Significance: Oculomotor tests in concussion commonly show impairment in smooth pursuit and saccadic function. Honing in on the systems likely to be affected by concussion will streamline use of oculomotor function as a supplemental diagnostic and prognostic tool, as well as improve our understanding of the pathophysiology of concussion.

Purpose: This study investigates oculomotor function between concussed and healthy collegiate athletes and determines measurement test-retest reliability of those tools.

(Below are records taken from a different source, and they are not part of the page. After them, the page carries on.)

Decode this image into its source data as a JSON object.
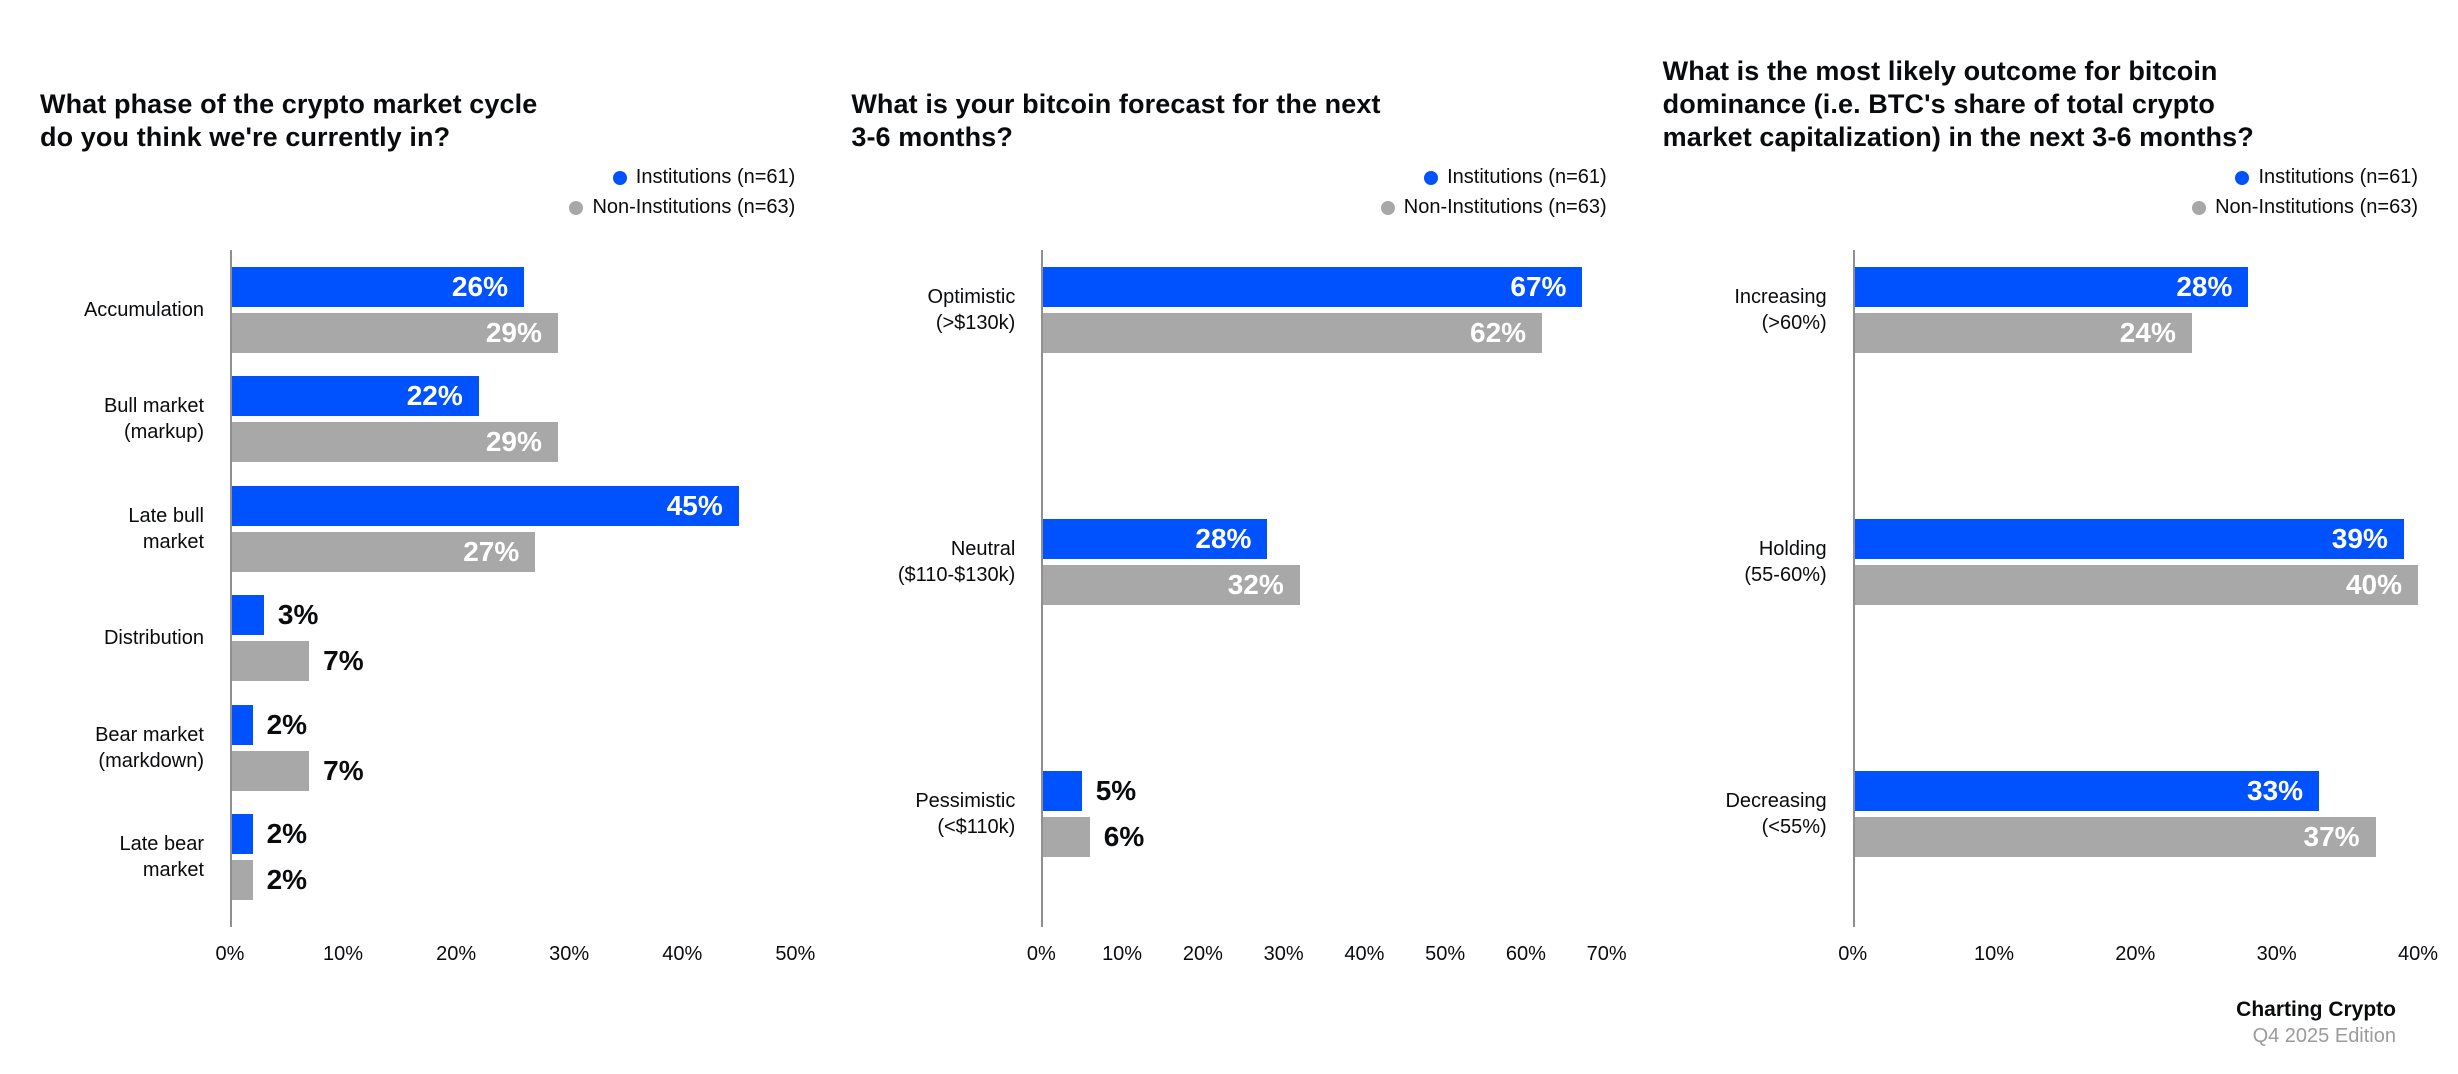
{
  "colors": {
    "institutions": "#0052ff",
    "non_institutions": "#a8a8a8"
  },
  "footer": {
    "title": "Charting Crypto",
    "subtitle": "Q4 2025 Edition"
  },
  "chart_data": [
    {
      "type": "bar",
      "orientation": "horizontal",
      "title": "What phase of the crypto market cycle\ndo you think we're currently in?",
      "categories": [
        "Accumulation",
        "Bull market\n(markup)",
        "Late bull\nmarket",
        "Distribution",
        "Bear market\n(markdown)",
        "Late bear\nmarket"
      ],
      "series": [
        {
          "name": "Institutions (n=61)",
          "values": [
            26,
            22,
            45,
            3,
            2,
            2
          ]
        },
        {
          "name": "Non-Institutions (n=63)",
          "values": [
            29,
            29,
            27,
            7,
            7,
            2
          ]
        }
      ],
      "xlim": [
        0,
        50
      ],
      "xticks": [
        "0%",
        "10%",
        "20%",
        "30%",
        "40%",
        "50%"
      ],
      "value_suffix": "%",
      "grid": false,
      "legend_position": "top-right"
    },
    {
      "type": "bar",
      "orientation": "horizontal",
      "title": "What is your bitcoin forecast for the next\n3-6 months?",
      "categories": [
        "Optimistic\n(>$130k)",
        "Neutral\n($110-$130k)",
        "Pessimistic\n(<$110k)"
      ],
      "series": [
        {
          "name": "Institutions (n=61)",
          "values": [
            67,
            28,
            5
          ]
        },
        {
          "name": "Non-Institutions (n=63)",
          "values": [
            62,
            32,
            6
          ]
        }
      ],
      "xlim": [
        0,
        70
      ],
      "xticks": [
        "0%",
        "10%",
        "20%",
        "30%",
        "40%",
        "50%",
        "60%",
        "70%"
      ],
      "value_suffix": "%",
      "grid": false,
      "legend_position": "top-right"
    },
    {
      "type": "bar",
      "orientation": "horizontal",
      "title": "What is the most likely outcome for bitcoin\ndominance (i.e. BTC's share of total crypto\nmarket capitalization) in the next 3-6 months?",
      "categories": [
        "Increasing\n(>60%)",
        "Holding\n(55-60%)",
        "Decreasing\n(<55%)"
      ],
      "series": [
        {
          "name": "Institutions (n=61)",
          "values": [
            28,
            39,
            33
          ]
        },
        {
          "name": "Non-Institutions (n=63)",
          "values": [
            24,
            40,
            37
          ]
        }
      ],
      "xlim": [
        0,
        40
      ],
      "xticks": [
        "0%",
        "10%",
        "20%",
        "30%",
        "40%"
      ],
      "value_suffix": "%",
      "grid": false,
      "legend_position": "top-right"
    }
  ]
}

Methods: Eighty-seven healthy athletes were recruited from a U.S. Division 1 sports university and completed a 30-minute vestibular ocular testing battery in an enclosed rotary chair system equipped with 100-Hz eye-tracking goggles. Forty-three individuals completed the battery twice. Twenty-eight individuals with a current diagnosis of concussion also completed the battery. All participants were aged 18 to 24 years. Bivariate statistical tests examined differences in scores across groups, and intraclass coefficients were computed to test reliability.

Results: Concussed individuals had significantly longer saccadic, visual, and dual-task reaction times and reduced saccadic accuracy. There was no difference in optokinetic reflex gain, but few concussed individuals tolerated the task. Reaction time latencies and optokinetic gain show moderate test-retest reliability. Smooth pursuit tasks and saccadic accuracies showed poor test-retest reliability.

Conclusions: Saccadic latency was the most sensitive oculomotor function to change after concussion and was reliable over time. Saccadic accuracy was significantly lower in the concussed group but had poor retest reliability. Optokinetic gain may warrant more investigation because of its high test-retest reliability and symptom provocation in concussion, despite not showing a significant difference between groups.

Figure 1.

Correlation between Position Gain on first and second administration of 0.1Hz Horizontal Smooth Pursuit task in 40 healthy individuals. Intraclass Correlation Coefficient (ICC) = 0.09 (range=0.00-0.78), Smallest real difference = 19.0%. Note the very tight spread of data (with 3 outliers) vs Figure 2.

Figure 2.

Correlation between Position Gain on first and second administration of 1.0Hz Horizontal Smooth Pursuit task in 40 healthy individuals. Intraclass Correlation Coefficient (ICC) = 0.71 (range=0.53-0.84), Smallest real difference = 19.3%. Note the wide spread of data vs Figure 1 which results in a much stronger ICC but essentially identical smallest real differences between tasks.